A indústria convencional tem um histórico sem fim de falhanços nas apostas e gestão mas de vez em quando também acerta. A questão aqui nem é essa. No comunicado, é assumido o desejo de “relacionamento com novos públicos”. Algo que a associação recente a figuras como Conan Osiris, Branko e os Pedros Mafama e Da Linha confirma. E em declarações ao Expresso acrescenta que “quando temos sucesso querem à força engavetar-nos. Dizem-nos: ‘tu és isto’. E isso pode ser uma prisão”. Ora, este não é o tempo de recomeçar do zero. Este é o tempo da serviliência ao algoritmo. De alimentar uma máquina sem rosto nem coração que dá aquilo que recebe. Efeitos de uma bolha potenciada pelas redes sociais e amplificada pelas plataformas mais usadas. Se olharmos aos últimos anos, são raríssimos os casos de reinvenção por artistas firmados. A digitalização pode ser uma avenida da liberdade mas também pode ser uma prisão se for dissociada do factor humano.

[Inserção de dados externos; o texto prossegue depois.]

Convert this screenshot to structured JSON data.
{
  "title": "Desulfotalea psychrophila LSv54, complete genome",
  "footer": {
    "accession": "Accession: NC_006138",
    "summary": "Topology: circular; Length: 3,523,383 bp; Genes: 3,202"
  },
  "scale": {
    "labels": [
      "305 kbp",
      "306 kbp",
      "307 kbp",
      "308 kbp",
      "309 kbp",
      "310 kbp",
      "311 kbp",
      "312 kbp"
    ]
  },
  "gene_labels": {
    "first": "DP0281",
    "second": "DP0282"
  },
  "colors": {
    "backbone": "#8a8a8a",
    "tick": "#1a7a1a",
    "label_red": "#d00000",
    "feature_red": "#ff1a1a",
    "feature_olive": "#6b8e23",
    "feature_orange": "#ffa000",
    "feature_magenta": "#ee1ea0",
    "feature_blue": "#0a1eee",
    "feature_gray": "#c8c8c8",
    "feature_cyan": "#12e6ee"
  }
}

Além disto, a pandemia e a paragem forçada de concertos e festivais vieram expor injustiças na distribuição dos direitos relativos ao streaming. Diversas vozes de renome, que antes não se preocupavam com os relatórios enviados por estas plataformas, prestaram atenção a estes números e concluíram que desse dinheiro fresco recuperado pela indústria nos últimos anos após anos de queda vertiginosa, menos de 13% chega aos músicos. Isto pode não ser um problema para Drake, Ed Sheeran, Beyoncé ou Taylor Swift mas num mercado pequeno como o português é dramático. E ainda que inteligentemente as palavras de Ana Moura incidam sobre a liberdade artística e não sobre as algemas comerciais, as duas estão inevitavelmente intrincadas nos próximos desfados. Ter um domínio maior sobre a obra é poder controlar todos os factores, incluindo o económico.
À medida que o processo de desmaterialização evoluiu, os antigos contratos entre editora e banda ou artista foram sendo substituídos por acordos de licenciamento álbum a álbum, ou mais recentemente, de exploração dos direitos de um single. É natural que alguns campeões de vendas, ou o que resta deles, olhem para o exemplo de Ana Moura e se questionem se a subordinação à velha indústria ainda é vantajosa. Até porque hoje são eles e as suas comunidades as alavancas do reconhecimento artístico e do êxito comercial. O peso das editoras multinacionais é cada vez mais residual.